Aujourd’hui, à Rabat, l’attention sera focalisée sur le conseil d’administration de l’Agence de l’aménagement de la vallée de Bouregreg (AAVB). De fait, ce chantier colossal suscite de nombreuses interrogations, notamment sur l’engagement du groupe émirati, Sama Dubaï, dans la deuxième séquence du projet Bouregreg dénommée Amwaj. Pour expliquer le retard d’avancement des travaux dans cette zone par rapport à Bab Al Bahr, des rumeurs circulent, avançant le retrait du partenaire émirati. «Tout va bien avec Sama Dubaï», affirme Lemghari Essakl, directeur général de l’AAVB. Et d’ajouter «qu’il y a eu seulement quelques divergences de point de vue quant à l’architecture et la gestion du projet».

En clair, il n’y pas de problème, et cette quatrième réunion ne devrait être qu’une occasion de faire le point sur les chantiers.

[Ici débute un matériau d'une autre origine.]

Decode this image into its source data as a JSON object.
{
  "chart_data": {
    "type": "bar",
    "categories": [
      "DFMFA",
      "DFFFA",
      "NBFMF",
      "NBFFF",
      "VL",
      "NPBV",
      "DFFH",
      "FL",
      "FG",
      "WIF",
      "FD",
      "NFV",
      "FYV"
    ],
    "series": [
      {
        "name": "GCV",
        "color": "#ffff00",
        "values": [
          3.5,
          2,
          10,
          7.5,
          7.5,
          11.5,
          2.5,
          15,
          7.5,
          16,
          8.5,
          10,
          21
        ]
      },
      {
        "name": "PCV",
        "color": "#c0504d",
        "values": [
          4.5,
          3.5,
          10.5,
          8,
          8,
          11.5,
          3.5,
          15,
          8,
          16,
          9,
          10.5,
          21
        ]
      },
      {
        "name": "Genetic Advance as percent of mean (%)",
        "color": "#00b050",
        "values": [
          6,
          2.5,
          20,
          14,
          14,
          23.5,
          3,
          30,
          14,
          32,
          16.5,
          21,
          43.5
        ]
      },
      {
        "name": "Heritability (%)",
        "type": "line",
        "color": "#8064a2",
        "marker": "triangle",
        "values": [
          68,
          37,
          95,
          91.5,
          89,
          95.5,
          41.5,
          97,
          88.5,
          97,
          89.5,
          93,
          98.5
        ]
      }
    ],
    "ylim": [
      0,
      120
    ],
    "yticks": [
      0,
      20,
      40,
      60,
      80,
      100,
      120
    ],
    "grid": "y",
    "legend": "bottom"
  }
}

D’une manière générale, on peut dire que l’ensemble des projets inscrits dans le cadre de la première tranche d’aménagement de la vallée, à savoir celle de Bab Al Bahr, sont achevés ou presque. En effet, certains sont bien lancés comme ceux du tramway, du pont Moulay El Hassan, du tunnel sous les Oudayas. D’autres, comme le port de Salé (www. leconomiste. com), sont bouclés. La marina sera en effet livrée en mars prochain. «On attend juste de recevoir l’agrément de gestion de ce complexe de la part de l’Agence nationale des ports», explique le responsable de l’AAVB. En ce qui concerne le tramway et le pont Moulay Hassan, ces ouvrages visent à assurer la fluidité du trafic entre les deux rives. Selon une étude réalisée en 2003, près de 470.000 personnes se déplacent chaque jour entre Rabat et Salé. Et 70% d’entre elles empruntent l’actuel pont Moulay El Hassan.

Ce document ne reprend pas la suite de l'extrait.